コレステロールと聞くと、なんとなく「太る」「不健康」というワードが関連で浮かんできます。
しかし実際は、身体になくてはならないものであり、むしろ体内で合成されている脂質の一種です。
コレステロールは、生き物の基本単位である細胞の重要な構成物質のひとつであり、さらには男性・女性ホルモンの材料になったり、胆汁の材料にもなっています。
体内には、常に一定量の
コレステロールが存在しています。

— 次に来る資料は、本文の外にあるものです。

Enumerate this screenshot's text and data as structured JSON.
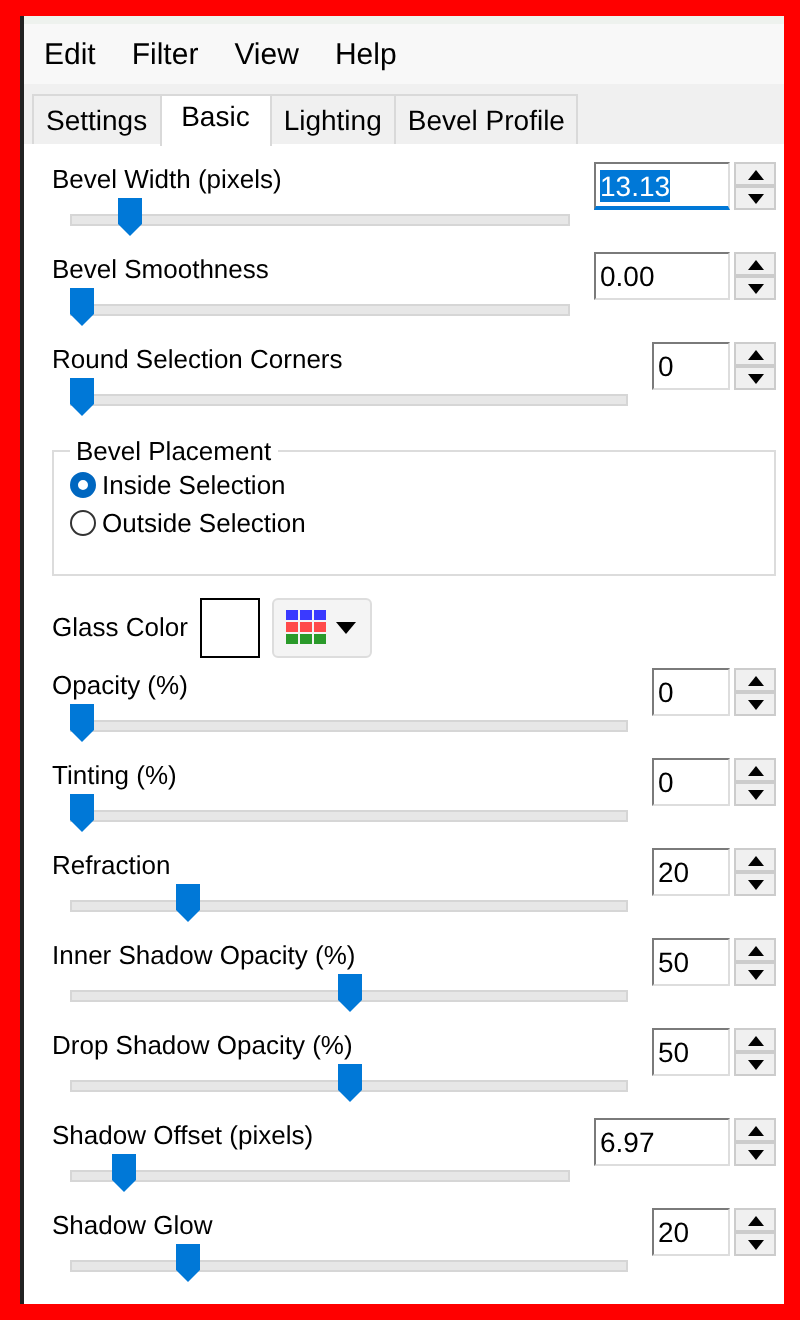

コレステロールの出どころは、ひとつは体内で合成されたもの、もうひとつは食事からの摂取です。
食事から摂取したコレステロールが多ければ、合成量が減り、また食事からの摂取が減ると、合成量が増え、大体一定量になるように自動調整されています。
善玉コレステロールと悪玉コレステロール
コレステロールには「善玉コレステロール」と「悪玉コレステロール」があります。
名前からして悪玉コレステロールは、体内でなにか悪さをしていそうなイメージですが、実際のところはどうなのでしょうか?

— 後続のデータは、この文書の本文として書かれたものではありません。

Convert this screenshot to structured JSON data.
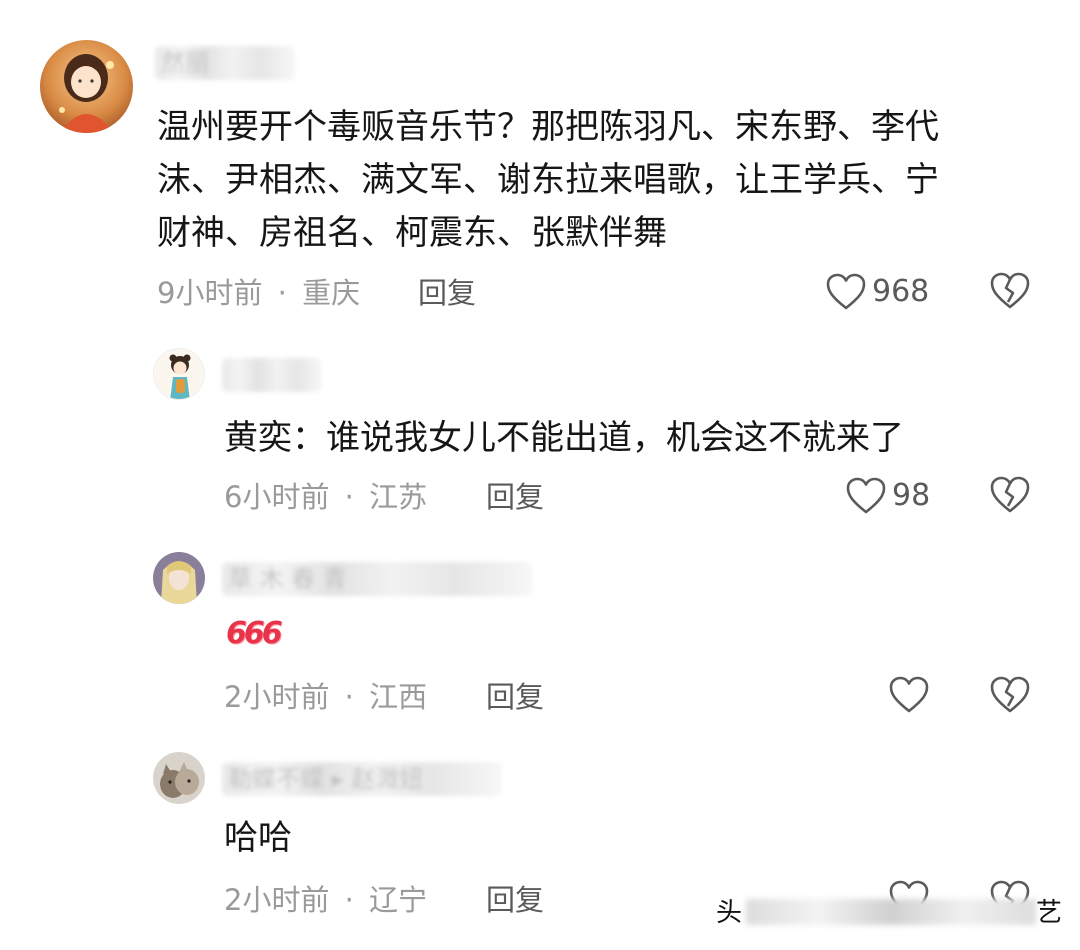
{
  "comments": [
    {
      "text_lines": [
        "温州要开个毒贩音乐节？那把陈羽凡、宋东野、李代",
        "沫、尹相杰、满文军、谢东拉来唱歌，让王学兵、宁",
        "财神、房祖名、柯震东、张默伴舞"
      ],
      "time": "9小时前",
      "location": "重庆",
      "reply_label": "回复",
      "likes": "968"
    },
    {
      "text": "黄奕：谁说我女儿不能出道，机会这不就来了",
      "time": "6小时前",
      "location": "江苏",
      "reply_label": "回复",
      "likes": "98"
    },
    {
      "text": "666",
      "time": "2小时前",
      "location": "江西",
      "reply_label": "回复",
      "likes": ""
    },
    {
      "text": "哈哈",
      "time": "2小时前",
      "location": "辽宁",
      "reply_label": "回复",
      "likes": ""
    }
  ],
  "separator": "·",
  "watermark": {
    "text_left": "头",
    "text_right": "艺"
  },
  "icons": {
    "like": "heart-outline-icon",
    "dislike": "broken-heart-icon"
  },
  "colors": {
    "meta": "#9a9a9a",
    "reply": "#5a5a5a",
    "emoji": "#e8344a"
  }
}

コレステロールの基本的な流れは、肝臓から血液に乗って各臓器や細胞に運ばれていき、また細胞や臓器から肝臓へと帰っていきます。
善玉コレステロールは別名HDLコレステロール(High Density Lipoprotein)と呼ばれ、役割は細胞や臓器からコレステロールを回収し肝臓へ戻します。
悪玉コレステロールは、別名LDLコレステロール(Low Density Lipoprotein)と呼ばれ、役割は肝臓から書く臓器や細胞に送ります。
肝臓を出発地点とすると、行きが悪玉コレステロールで、帰りが善玉コレステロールです。
悪玉コレステロールと呼ばれる所以ですが、血中に多く存在しすぎると、血管の壁に溜まっていき、動脈硬化や心筋梗塞といった病気を引き起こす原因となっているからです。
逆に善玉の方は、悪玉とは対照的に、血管の壁などに溜まったコレステロールを除去したりして、動脈硬化の予防などに役立っています。